Деев со стуком положил обломки карандаша на недописанный акт и тяжело посмотрел на Белую.
– А вы уж до завтрашнего утра постарайтесь больше никому ничего не обещать! – Комиссар хлопнула за собой купейной дверью, и из прикрепленного на створке большого зеркала уставилась на Деева его собственная физиономия – с торчащими желваками и сжатыми в нитку губами…
Ругаться в кутерьме дел было некогда. Да и нечего было Дееву сказать. Он хлопотал до ночи – в поезде и вокруг него; в кабинете Чаянова и на привокзальных лабазах; в депо, где готовился к выезду паровоз для эшелона; в брехаловке, где перекуривали ремонтники, – хлопотал и думал о незнакомых мальчиках из дома на Воскресенской.
Он не знал их лиц и имен – и хорошо, что не знал. Не мог перед ними оправдаться – да никто и не требовал оправданий. Не мог ничего обещать – да и чего стоили обещания перед лицом грядущей зимы? Деев мог только стараться – стрелой домчать состав до Самарканда и так же быстро домчать обратно, пока безымянные мальчики пережидают холода в залах, где по полу кружит поземка. А затем – если зима не кончится, поезд не расформируют, Деева не снимут с маршрута, а мальчиков не отправят в приемные семьи – затем он возьмет их первыми. Слабый довод, но другого у Деева не было.
А еще он думал о детях, которых узнал вчера, – о пацаненке с одним ухом, о слепой Мархум с белыми глазами, о мальчугане в бархатном камзоле, о Сене-чувашине. Думал и понимал, что оставить их в приемнике не сумел бы. И понимал, что боится, до холода в животе боится: не окажется ли Белая права? Одно слово, характер у него – тряпка…
Так, в хлопотах и мыслях, Деев не заметил, как стемнело. Этот безумный день – нескончаемый бой за печки, уголь, керосин, провизию, тазы и половники, лопаты и ведра, бинты и веревки, мешки, котелки, за лучший паровоз в депо и за самого непьяного машиниста – все это было кончено и осталось позади. Наступала ночь, последняя перед отъездом.

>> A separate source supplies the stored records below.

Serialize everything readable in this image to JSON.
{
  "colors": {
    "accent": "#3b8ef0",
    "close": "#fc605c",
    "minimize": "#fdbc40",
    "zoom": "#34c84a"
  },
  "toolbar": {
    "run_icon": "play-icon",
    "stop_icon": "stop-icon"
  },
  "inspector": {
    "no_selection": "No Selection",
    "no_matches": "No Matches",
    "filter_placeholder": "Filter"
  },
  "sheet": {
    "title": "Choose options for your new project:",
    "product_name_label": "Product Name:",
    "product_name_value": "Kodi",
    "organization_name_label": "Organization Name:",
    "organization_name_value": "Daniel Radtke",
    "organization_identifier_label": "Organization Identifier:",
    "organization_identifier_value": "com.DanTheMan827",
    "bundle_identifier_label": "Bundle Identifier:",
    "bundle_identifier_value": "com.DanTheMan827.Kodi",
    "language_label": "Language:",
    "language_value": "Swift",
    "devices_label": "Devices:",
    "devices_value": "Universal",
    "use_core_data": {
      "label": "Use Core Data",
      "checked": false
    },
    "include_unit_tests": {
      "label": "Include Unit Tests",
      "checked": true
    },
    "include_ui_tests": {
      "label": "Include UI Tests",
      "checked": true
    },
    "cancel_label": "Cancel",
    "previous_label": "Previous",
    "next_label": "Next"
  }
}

Но ни оставаться в купе, ни тем более заснуть Деев не мог. Обойдя состав и по нескольку раз предупредив каждого о предстоящем раннем подъеме, он помаялся еще немного, потоптался в темноте у штабного вагона. А затем ухватился за поручни – одни, вторые; после – за подвесы для ламп; уперся ногами в торец соседнего вагона, подтянулся – и взлетел на крышу.
Жесть – скользкая от сырости и холодная; но Дееву гулять по верхам не привыкать. Он пробрался ближе к центру вагона и сел, прислонившись к трубе отопления.
Ночь была уже черна. Справа от Деева тянулись едва поблескивающие линии рельсов, за ними – огни вокзального здания, а дальше и вовсе мелкие – городские огни. Слева, за ивовой порослью и комочками подсобных домов, угадывалась необъятная ширина Волги. Над головой дышало ветром и влагой октябрьское небо.
Висевшая в воздухе сырь легла Дееву на лицо и плечи, грозила вот-вот обернуться моросью. Он обнял колени руками и решил упрямо сидеть, пока не покажется в этом сумрачном небе хотя бы одна звезда.